More broadly speaking, what helped me then and what still helps me now (again, I don’t want to give you the impression I’m cured…these are still issues I grapple with) was changing the way I defined myself. Instead of defining myself by my achievements or by the things I do, I had to learn to define myself by who I already am.
Specifically, I had to learn to accept that I was already enough. I didn’t have to accomplish anything more. I didn’t have to get anyone else to like me. I didn’t have to prove anything to anyone. And I didn’t have to overcome anything (including the depression itself). I was enough just the way I was. And if I was enough, well then, everything was OK. I could just rest in the present moment.
I myself arrived at this conlusion at the end of a string of faith-based logic: I believe God loves me unconditionally the way I am, and therefore I am enough.
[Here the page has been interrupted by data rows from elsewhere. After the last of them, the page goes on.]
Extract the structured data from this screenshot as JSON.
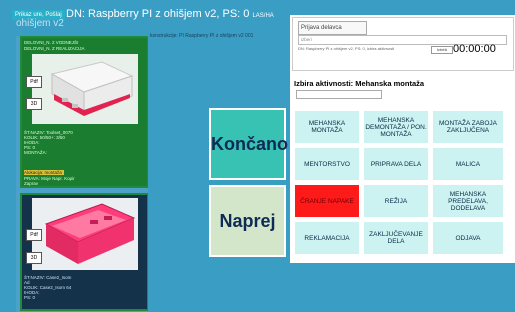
{
  "window": {
    "badge": "Prikaz ure, Pošlaj",
    "title": "DN: Raspberry PI z ohišjem v2, PS: 0",
    "title_suffix": "LAS/HA",
    "ghost_title": "ohišjem v2",
    "ghost_note": "konstrukcije: PI Raspberry PI z ohišjem v2 001"
  },
  "cards": [
    {
      "header": [
        "DELOVNI_N. 2 VODNEJŠI",
        "DELOVNI_N. Z REALIZACIJA"
      ],
      "tag_top": "Pdf",
      "tag_bottom": "3D",
      "lines": [
        "ŠT.NAZIV: Toolset_0070",
        "KOLIK: 50/50+: 3/50",
        "IHODA:",
        "PS: 0",
        "MONTAŽA:"
      ],
      "highlight": "Alokacija: montaža",
      "footer": [
        "PRAVA: Moje Napr. Kopir",
        "Zaprav"
      ]
    },
    {
      "header": [],
      "tag_top": "Pdf",
      "tag_bottom": "3D",
      "lines": [
        "ŠT.NAZIV: Case2_Isom",
        "Ad",
        "KOLIK: Case2_Isom 64",
        "IHODA:",
        "PS: 0"
      ],
      "highlight": "",
      "footer": []
    }
  ],
  "actions": {
    "done_label": "Končano",
    "next_label": "Naprej"
  },
  "right_panel": {
    "tab_label": "Prijava delavca",
    "dropdown_placeholder": "izberi",
    "description": "DN: Raspberry PI z ohišjem v2, PS: 0, izbira aktivnosti",
    "small_button": "Izbriši",
    "timer": "00:00:00",
    "activity_title": "Izbira aktivnosti: Mehanska montaža"
  },
  "activities": [
    "MEHANSKA MONTAŽA",
    "MEHANSKA DEMONTAŽA / PON. MONTAŽA",
    "MONTAŽA ZABOJA ZAKLJUČENA",
    "MENTORSTVO",
    "PRIPRAVA DELA",
    "MALICA",
    "ČRANJE NAPAKE",
    "REŽIJA",
    "MEHANSKA PREDELAVA, DODELAVA",
    "REKLAMACIJA",
    "ZAKLJUČEVANJE DELA",
    "ODJAVA"
  ],
  "colors": {
    "background": "#3a9ec4",
    "card_green": "#1b7d2f",
    "done_button": "#37c2b4",
    "next_button": "#d3e6c9",
    "cell": "#cdf2f2",
    "cell_active": "#ff1a1a"
  }
}
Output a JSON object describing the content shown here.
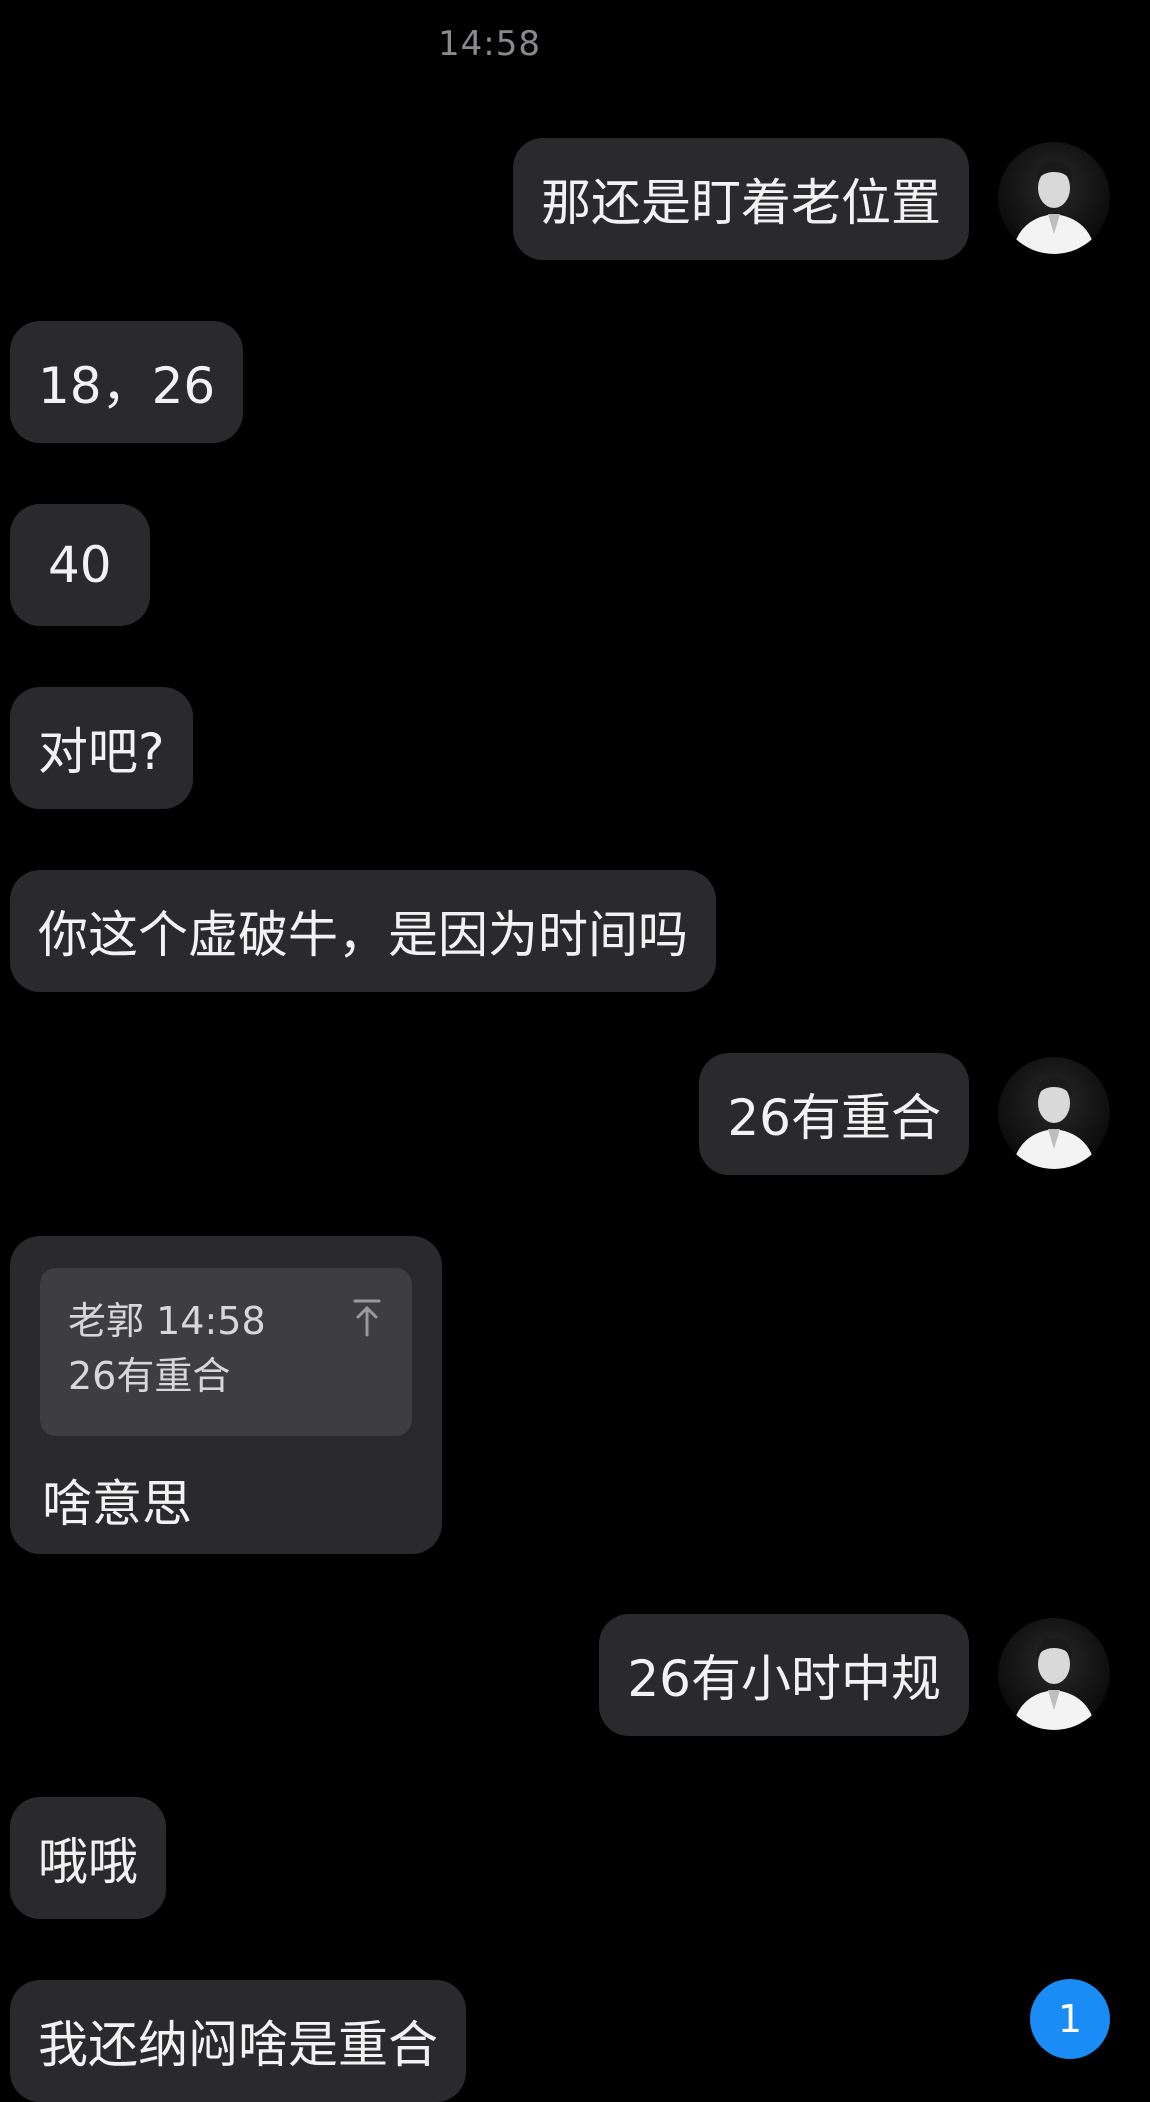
{
  "chat": {
    "time": "14:58",
    "messages": [
      {
        "side": "out",
        "text": "那还是盯着老位置"
      },
      {
        "side": "in",
        "text": "18，26"
      },
      {
        "side": "in",
        "text": "40"
      },
      {
        "side": "in",
        "text": "对吧?"
      },
      {
        "side": "in",
        "text": "你这个虚破牛，是因为时间吗"
      },
      {
        "side": "out",
        "text": "26有重合"
      },
      {
        "side": "in",
        "text": "啥意思"
      },
      {
        "side": "out",
        "text": "26有小时中规"
      },
      {
        "side": "in",
        "text": "哦哦"
      },
      {
        "side": "in",
        "text": "我还纳闷啥是重合"
      }
    ],
    "quote": {
      "sender": "老郭",
      "time": "14:58",
      "text": "26有重合"
    },
    "unread_count": "1"
  },
  "colors": {
    "background": "#000000",
    "bubble": "#2a2a2c",
    "quote_box": "#3e3e41",
    "badge": "#1a8cf5"
  },
  "icons": {
    "avatar": "avatar-photo",
    "quote_jump": "jump-to-top-arrow-icon"
  }
}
But if faith isn’t your thing, you can arrive at the same conclusion with logic that doesn’t rely on a benevolent deity. The argument goes like this: You are already enough because this is the way you are now. There is no other possible way that you could be because you cannot change the past. So you cannot change any of the past circumstances that have made you into who you are right now. You might be able to change your future by acting in the present, yes, but at least for this moment you cannot change who or what you are. Therefore the most rational thing (in fact, the only rational thing) you can do is to stop fighting, stop beating yourself up with your idea of who you think you should be or who you want to be and just accept who you are. Accept that you are enough. And if you are enough, everything is OK, at least for this moment. And this one. And this one, too.
Anyway, I’m not a mental health professional or anything, so if you are struggling with these issues I suggest you find someone with expertise to help you.
But hopefully this answers your question.